可視外の光を見ることが出来ない限り、完全な闇が彼らの視界を支配していることだろう。
『テンポ。状況終了』
『了解』
どうやら、排除されることになったのは、ワルツ達ではなく、天使たちの方だったようだ。
「さてと。一段落ついたことだし、狩人さん達が無事か確認してみましょうか」
特務機関に所属する某眼鏡男性張りに眼を押さえながら辺りを徘徊する天使たちをよそに、ワルツはルシア達に振り向きながら言った。
自分たちの所だけでなく、エネルギアにも天使たちが取り付いているというのなら、狩人たちのところにも出現していてもおかしくは無いだろう。
「えっと、無線機、だっけ?壊れちゃったみたいだけど、大丈夫なの?」
天使達を完全に倒さなければならないのか、それともそういった魔道具があるのか。
未だにジャミングは健在らしく、無線機からはノイズ聞こえ続けていた。
「えぇ。
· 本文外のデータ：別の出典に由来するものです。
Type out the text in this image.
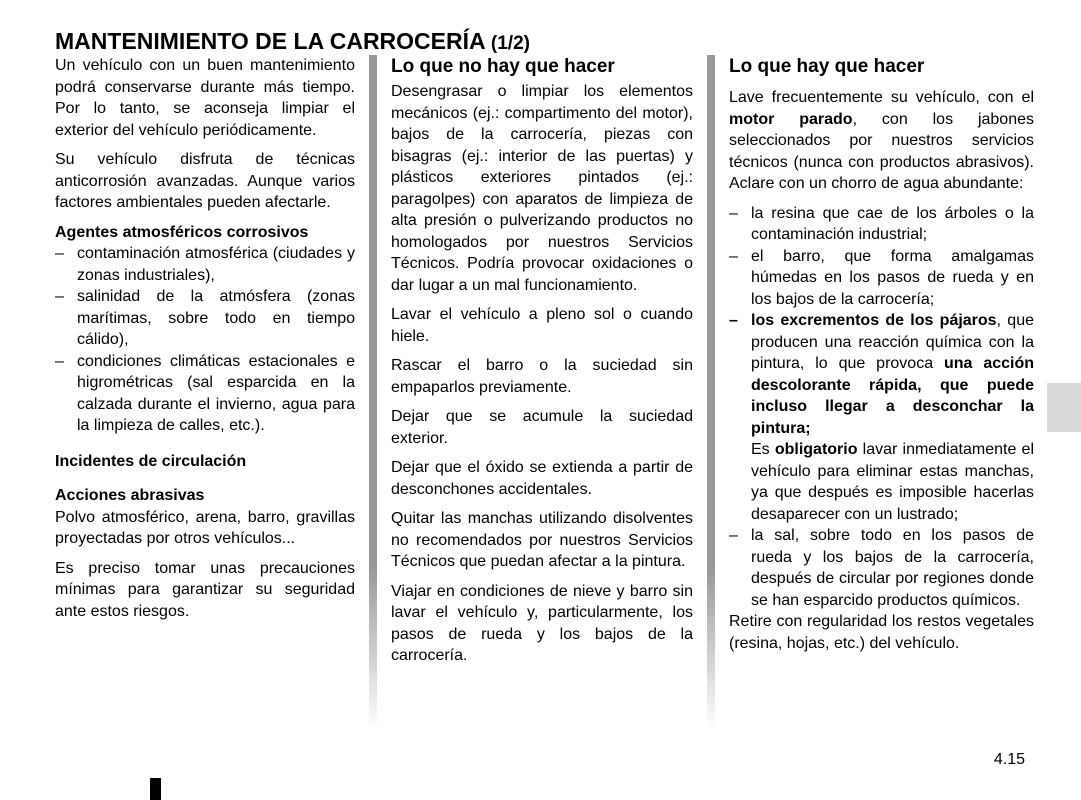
MANTENIMIENTO DE LA CARROCERÍA (1/2)

Un vehículo con un buen mantenimiento podrá conservarse durante más tiempo. Por lo tanto, se aconseja limpiar el exterior del vehículo periódicamente.

Su vehículo disfruta de técnicas anticorrosión avanzadas. Aunque varios factores ambientales pueden afectarle.

Agentes atmosféricos corrosivos
– contaminación atmosférica (ciudades y zonas industriales),
– salinidad de la atmósfera (zonas marítimas, sobre todo en tiempo cálido),
– condiciones climáticas estacionales e higrométricas (sal esparcida en la calzada durante el invierno, agua para la limpieza de calles, etc.).
Incidentes de circulación
Acciones abrasivas

Polvo atmosférico, arena, barro, gravillas proyectadas por otros vehículos...

Es preciso tomar unas precauciones mínimas para garantizar su seguridad ante estos riesgos.

Lo que no hay que hacer

Desengrasar o limpiar los elementos mecánicos (ej.: compartimento del motor), bajos de la carrocería, piezas con bisagras (ej.: interior de las puertas) y plásticos exteriores pintados (ej.: paragolpes) con aparatos de limpieza de alta presión o pulverizando productos no homologados por nuestros Servicios Técnicos. Podría provocar oxidaciones o dar lugar a un mal funcionamiento.

Lavar el vehículo a pleno sol o cuando hiele.

Rascar el barro o la suciedad sin empaparlos previamente.

Dejar que se acumule la suciedad exterior.

Dejar que el óxido se extienda a partir de desconchones accidentales.

Quitar las manchas utilizando disolventes no recomendados por nuestros Servicios Técnicos que puedan afectar a la pintura.

Viajar en condiciones de nieve y barro sin lavar el vehículo y, particularmente, los pasos de rueda y los bajos de la carrocería.

Lo que hay que hacer

Lave frecuentemente su vehículo, con el motor parado, con los jabones seleccionados por nuestros servicios técnicos (nunca con productos abrasivos). Aclare con un chorro de agua abundante:

– la resina que cae de los árboles o la contaminación industrial;
– el barro, que forma amalgamas húmedas en los pasos de rueda y en los bajos de la carrocería;
– los excrementos de los pájaros, que producen una reacción química con la pintura, lo que provoca una acción descolorante rápida, que puede incluso llegar a desconchar la pintura;
Es obligatorio lavar inmediatamente el vehículo para eliminar estas manchas, ya que después es imposible hacerlas desaparecer con un lustrado;
– la sal, sobre todo en los pasos de rueda y los bajos de la carrocería, después de circular por regiones donde se han esparcido productos químicos.

Retire con regularidad los restos vegetales (resina, hojas, etc.) del vehículo.

4.15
2人とはちょっと離れる必要があるけど、問題は無いと思うわ」
そう言って、ルシア達と10mほど距離を取ったワルツ。
そして、無線通信システムの出力を上げる。
『狩人さーん?聞こえます?』
すると、すぐに、
『ワルツ!無事だったか!』
狩人からの声が帰ってきた。
『その口ぶりだと、天使たちが襲ってきた感じですね?』
『あぁ、突然現れたから驚いたよ』
だが、天使たちに襲われた割に、それほど焦った様子は感じさせない狩人。
既に戦闘が終わっているのだろうか。
『えっと、もしかして、支援に行かなくても問題なかったりします?』
『実はな・・・とんでも無いことが・・・』
・・・狩人がまだ話している最中のことだった。
「お姉ちゃん!」
ワルツを呼ぶルシアの叫び声の後、
ザンッ!
ごく近くで、何かが切られたような音がした・・・。
「・・・最後の最後まで、気を抜くな。それが戦場の鉄則です」
そんな声がワルツの真後ろから聞こえてくる。
ワルツが自分の首に手をやると・・・・・・天使が持っていた鎌が中程まで切り込んでいて・・・
ザンッ
・・・遂には完全に切り落とされてしまったのだ。